1. determine the length of each indicated side to the nearest tenth of a centimetre.

a)
b)
c)
d)

Explanation:

Step1: Use cosine function for a)

In right - triangle $MPN$, $\cos\theta=\frac{adjacent}{hypotenuse}$. Given $\theta = 57^{\circ}$ and adjacent side $MP = 13.8$ cm, and we want to find hypotenuse $m$. So, $\cos(57^{\circ})=\frac{13.8}{m}$, then $m=\frac{13.8}{\cos(57^{\circ})}$.
$m=\frac{13.8}{0.5446}\approx25.3$ cm.

Step2: Use sine function for b)

In right - triangle $HKJ$, $\sin\theta=\frac{opposite}{hypotenuse}$. Given $\theta = 51^{\circ}$ and hypotenuse $j$ and opposite side $HJ = 6.2$ cm.
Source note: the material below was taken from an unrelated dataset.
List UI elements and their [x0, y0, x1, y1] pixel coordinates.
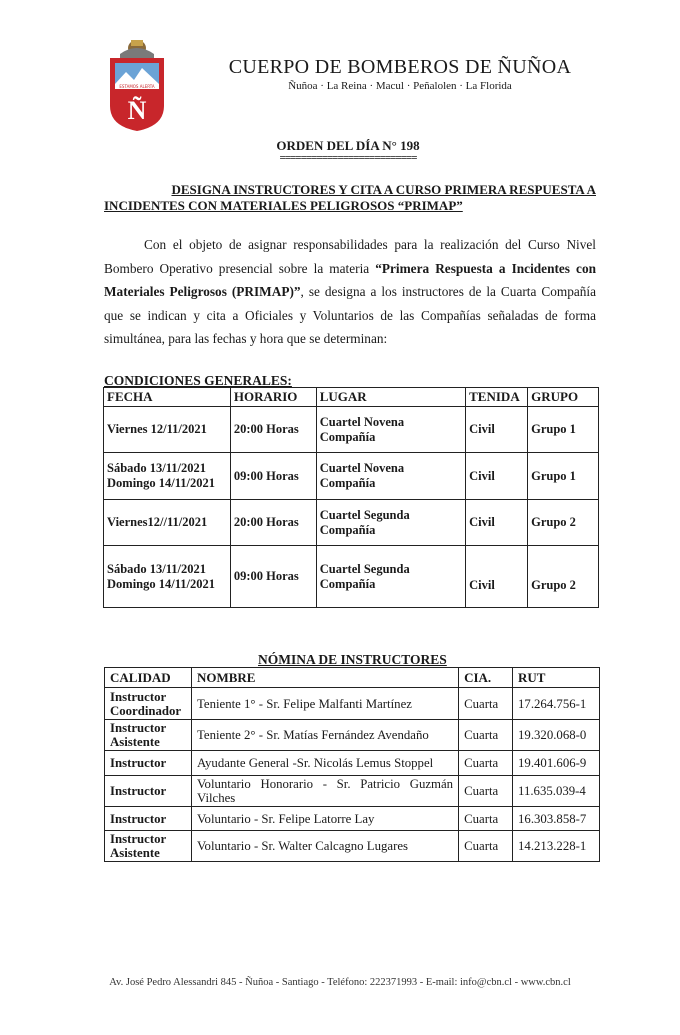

So, $\sin(51^{\circ})=\frac{6.2}{j}$, then $j=\frac{6.2}{\sin(51^{\circ})}$.
$j=\frac{6.2}{0.7771}\approx8.0$ cm.

Step3: Use tangent function for c)

In right - triangle $EFG$, $\tan\theta=\frac{opposite}{adjacent}$. Given $\theta = 28^{\circ}$ and adjacent side $EF = 6.8$ cm and we want to find opposite side $f$. So, $\tan(28^{\circ})=\frac{f}{6.8}$, then $f = 6.8\times\tan(28^{\circ})$.
$f=6.8\times0.5317\approx3.6$ cm.

Step4: Use cosine function for d)

In right - triangle $BCD$, $\cos\theta=\frac{adjacent}{hypotenuse}$. Given $\theta = 42^{\circ}$ and hypotenuse $BD = 8.3$ cm and we want to find adjacent side $c$. So, $\cos(42^{\circ})=\frac{c}{8.3}$, then $c = 8.3\times\cos(42^{\circ})$.
$c=8.3\times0.7431\approx6.2$ cm.

Answer:

a) $m\approx25.3$ cm
b) $j\approx8.0$ cm
c) $f\approx3.6$ cm
d) $c\approx6.2$ cm